「卒業式と超展開」 (Sotsugyou Shiki to Chou Tenkai)
“Graduation With a Twist”
When I was putting together my notes for the previous episode, there was one thing that I couldn’t quite get my head around immediately. Why where there these fanservice shots? Like, Megumi would just have her front open all of a sudden. Before anyone jumps on me, I wasn’t particularly offended or anything, just puzzled, because Saekano didn’t usually use fanservice quite like this. Usually it’s to distract us while a dialogue-heavy scene plays, and usually one of the other girls act as service provider. Why in that quiet scene between Megumi and Tomoya? Right when I was finishing the post, it clicked for me. The second half of the episode was entirely fanservice. Megumi breaking character, the hints of romantic tension, all the feel-good moments—it was a reward for getting through the heavy drama before, and a respite before it’s laid on even thicker later.
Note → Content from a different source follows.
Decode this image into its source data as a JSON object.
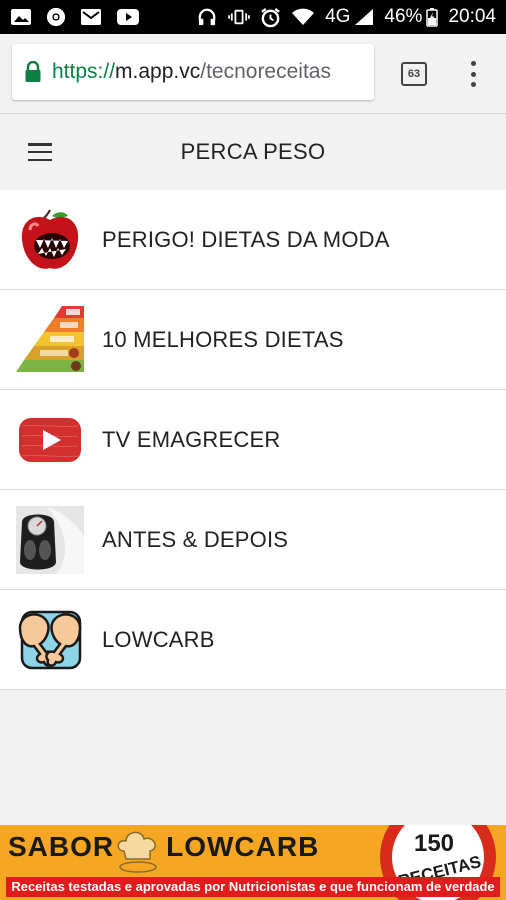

As Megumi noted herself in the episode, this was a one time thing. It will not happen again.
And sure enough, this week the drama strike back with a vengeance, and Megumi is nowhere in sight. We telegraphed Eriri as the metaphorical final boss long ago, and boy has she caught the narrative in a complex web of personal issues. Being Tomoya’s childhood friend, she too is a bag of flaws and weaknesses but, curiously enough, she doesn’t actually feature very strongly in this episode. Rather, Utaha steals the show (as she always does, but still). Now, I like Utaha a lot, and judging by the comments I’m not the only one, but I’d never actually root for her to ‘win’ or anything like that. She’s simply cast herself too well as the tragic heroine. I hate to typecast a lady like that but 1) she does it herself and 2) she’s awfully good at just being sad. I think she would lose some of her appeal if she wasn’t constantly getting shafted with such poise and maturity. Nobody else in Saekano does it quite so well.
But Utaha wouldn’t be much of a tragic princess without playing off rival characters, and thus Kosaka Akane. If she’s not exactly the Big Bad then she’s at least the archetype from which Iori derives his theatrical villainy. She certainly has the hamfisted evil in the bag, and perhaps that’s the point—that all producers have to be, on some level, terrible people. Saekano seems to say that all artists are driven by self-loathing, and it’s a producer’s job to feed that. Perhaps that’s true—I wouldn’t write for RandomC if I didn’t hate myself, after all (just kidding, it’s because I love you guys)—but I don’t really want it to be true. It’s the kind of unhealthy reality that makes are greatest artists overdose on opiates and kill themselves.
Yeah, I’m not sure how I feel about all this, and about how I want this all to end. On one hand, the reboot of a venerable RPG franchise is a major career opportunity, and it’s no exaggeration to say that if Eriri and Utaha succeed there they’re pretty much set. Forget how awesome the proposal is supposed to be; the professional boost alone (when still teenagers, no less) will be hard to pass up. If someone came to me for advice (which you should never do) I can’t in good conscience tell them to turn a dream job down. On the other hand, Tomoya will be heartbroken, and his youthful idealism will be snuffed. Is this his final test, to be able let go of his two talents for their own good? Or is he supposed to shape up here, and fight tooth and nail to prove that he deserves their loyalty? I really don’t know.
First things first, though: let’s ask Megumi about it. That’s how we’re supposed to do things, right?